Reluzem como um sol que arda na noite.
Estas flores tão densamente de
ouro, eriçadas de estames que parecem a pelagem dum gato posto à
prova,
a mim, que me comovo com igrejas singelas de preferência a
grandes catedrais,
mostram um esplendor totalmente inesperado
neste chão de pedra que ninguém diria poder florir assim.
Ó flores
cujo nome desconheço, prolongai esse fulgor humilde em cada dia de que
ainda disponho para ver as flores,
antes de as flores virem ter
comigo..
AMORAS SEGUNDO S. FRANCISCO
Como as inquietas aves ribeirinhas,
também nós fazemos em Agosto a nossa safra de amoras, evitando com
prudência os picos que as dificultam e tornam cobiçadas.
Bendita
sejas, irmã silva, que nos dás as amoras e os picos.
Que de tudo
se precisa nesta vida. (Na outra, por enquanto não se sabe.)
PENSANDO MELHOR
Mesmo em tardes muito quentes de Verão, há sempre uma ave aventureira que
sobrevoa a terra.
(Pensando melhor, o que de facto há é terra,
apenas terra — que a seu tempo há-de sobrevoar o voo das aves.)
HORA DO POENTE
Na hora do poente
há mais melancolia e mais sigilo
no quase nocturno voo das aves.
Como se a penumbra
lhes censurasse as asas.
Como se a grande apoteose do ocaso
fosse um presságio do fim
de todas as coisas.
Como se a noite fosse ainda mais
escura do que a escuridão em
que se enrola.
Como se o dia desembocasse
na morte directamente,
sem passar primeiro pelos portais da noite.
Chafariz e igreja matriz no povoado de Grijó, em Macedo
de Cavaleiros, no norte de Portugal
FECHOU A ESCOLA EM GRIJÓ
ao Frederico Amaral Neves
I
Dantes ouviam-se as crianças a
caminho da escola e eram como
pássaros de som nas manhãs de Grijó.
Não eram muitas, mas as vozes joviais
davam sinal de que a aldeia resistia,
continha a distância o deserto que a ronda
como a alcateia ronda uma rês tresmalhada.
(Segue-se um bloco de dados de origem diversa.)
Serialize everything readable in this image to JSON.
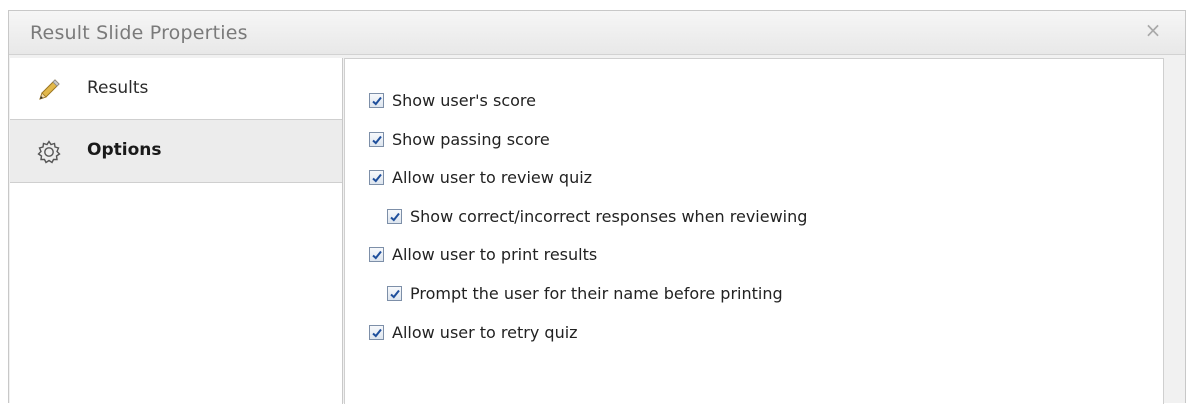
{
  "dialog": {
    "title": "Result Slide Properties",
    "close_glyph": "×"
  },
  "sidebar": {
    "items": [
      {
        "label": "Results",
        "icon": "pencil-icon",
        "selected": false
      },
      {
        "label": "Options",
        "icon": "gear-icon",
        "selected": true
      }
    ]
  },
  "options": [
    {
      "label": "Show user's score",
      "checked": true,
      "indent": 0
    },
    {
      "label": "Show passing score",
      "checked": true,
      "indent": 0
    },
    {
      "label": "Allow user to review quiz",
      "checked": true,
      "indent": 0
    },
    {
      "label": "Show correct/incorrect responses when reviewing",
      "checked": true,
      "indent": 1
    },
    {
      "label": "Allow user to print results",
      "checked": true,
      "indent": 0
    },
    {
      "label": "Prompt the user for their name before printing",
      "checked": true,
      "indent": 1
    },
    {
      "label": "Allow user to retry quiz",
      "checked": true,
      "indent": 0
    }
  ],
  "colors": {
    "checkmark": "#1f4f9c",
    "title_text": "#7a7a7a"
  }
}
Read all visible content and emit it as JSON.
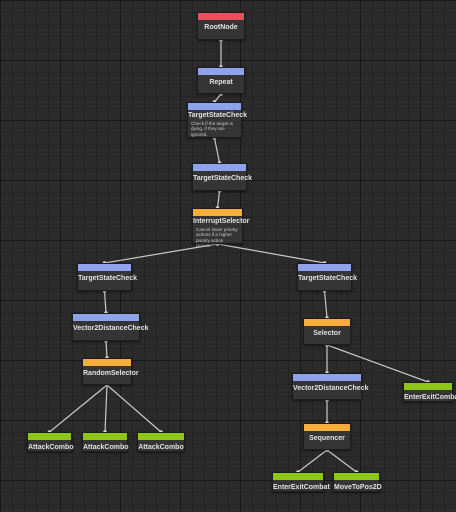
{
  "colors": {
    "root": "#e8505b",
    "decorator": "#8ea3ec",
    "composite": "#f5ad3c",
    "action": "#8ec618",
    "wire": "#c9c9c9"
  },
  "nodes": [
    {
      "id": "root",
      "title": "RootNode",
      "kind": "root"
    },
    {
      "id": "repeat",
      "title": "Repeat",
      "kind": "decorator"
    },
    {
      "id": "tsc1",
      "title": "TargetStateCheck",
      "kind": "decorator",
      "desc": "Check if the target is\ndying, if they are\nignored."
    },
    {
      "id": "tsc2",
      "title": "TargetStateCheck",
      "kind": "decorator"
    },
    {
      "id": "interrupt",
      "title": "InterruptSelector",
      "kind": "composite",
      "desc": "Cancel lower priority\nactions if a higher\npriority action occurs."
    },
    {
      "id": "tsc3",
      "title": "TargetStateCheck",
      "kind": "decorator"
    },
    {
      "id": "tsc4",
      "title": "TargetStateCheck",
      "kind": "decorator"
    },
    {
      "id": "v2dc1",
      "title": "Vector2DistanceCheck",
      "kind": "decorator"
    },
    {
      "id": "selector",
      "title": "Selector",
      "kind": "composite"
    },
    {
      "id": "rand",
      "title": "RandomSelector",
      "kind": "composite"
    },
    {
      "id": "v2dc2",
      "title": "Vector2DistanceCheck",
      "kind": "decorator"
    },
    {
      "id": "eec1",
      "title": "EnterExitCombat",
      "kind": "action"
    },
    {
      "id": "ac1",
      "title": "AttackCombo",
      "kind": "action"
    },
    {
      "id": "ac2",
      "title": "AttackCombo",
      "kind": "action"
    },
    {
      "id": "ac3",
      "title": "AttackCombo",
      "kind": "action"
    },
    {
      "id": "seq",
      "title": "Sequencer",
      "kind": "composite"
    },
    {
      "id": "eec2",
      "title": "EnterExitCombat",
      "kind": "action"
    },
    {
      "id": "move",
      "title": "MoveToPos2D",
      "kind": "action"
    }
  ],
  "edges": [
    [
      "root",
      "repeat"
    ],
    [
      "repeat",
      "tsc1"
    ],
    [
      "tsc1",
      "tsc2"
    ],
    [
      "tsc2",
      "interrupt"
    ],
    [
      "interrupt",
      "tsc3"
    ],
    [
      "interrupt",
      "tsc4"
    ],
    [
      "tsc3",
      "v2dc1"
    ],
    [
      "v2dc1",
      "rand"
    ],
    [
      "rand",
      "ac1"
    ],
    [
      "rand",
      "ac2"
    ],
    [
      "rand",
      "ac3"
    ],
    [
      "tsc4",
      "selector"
    ],
    [
      "selector",
      "v2dc2"
    ],
    [
      "selector",
      "eec1"
    ],
    [
      "v2dc2",
      "seq"
    ],
    [
      "seq",
      "eec2"
    ],
    [
      "seq",
      "move"
    ]
  ]
}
Agora as crianças, todas as manhãs,
são acondicionadas como mercadorias
numa viatura com vocação de furgoneta.
Lembram judeus amontoados
em vagões jota a caminho de algures.
Vão aprender em terra estranha o que os seus pais
e os pais dos seus pais aprenderam em Grijó.
II
Só se voltam a ouvir ao fim da
tarde quando a viatura as
despeja no largo da aldeia como
artigos que ficaram por vender.
Mas ouvem-se pouco, porque vêm cansadas.
Ouvem-se pouco e triste porque o seu dia
foi deportado para outra terra onde
não se lhe firmam raízes.
O senhor ministro das Finanças está
contente, porque poupa meia
dúzia de euros com a violenta
trasfega da infância.
Mas está triste Grijó, porque já não ouve
as suas aves da manhã a caminho da escola
— e por isso pode dizer-se que a aldeia encolheu,
ficaram uns metros mais perto
as dunas de amanhã.
III
Caladas as vozes tagarelas das
crianças, nos dias de Grijó
poucas mais vozes se ouvem do
que as de alguns velhos que antecipam
em palavras raras, conformadas,
o dia em que o silêncio cobrirá com estrondo
o (des)povoado definitivamente.
O senhor ministro das Finanças terá
poupado mais alguns euros com a
instauração deste opressivo
silêncio final, e ficará
contente.
Grijó não.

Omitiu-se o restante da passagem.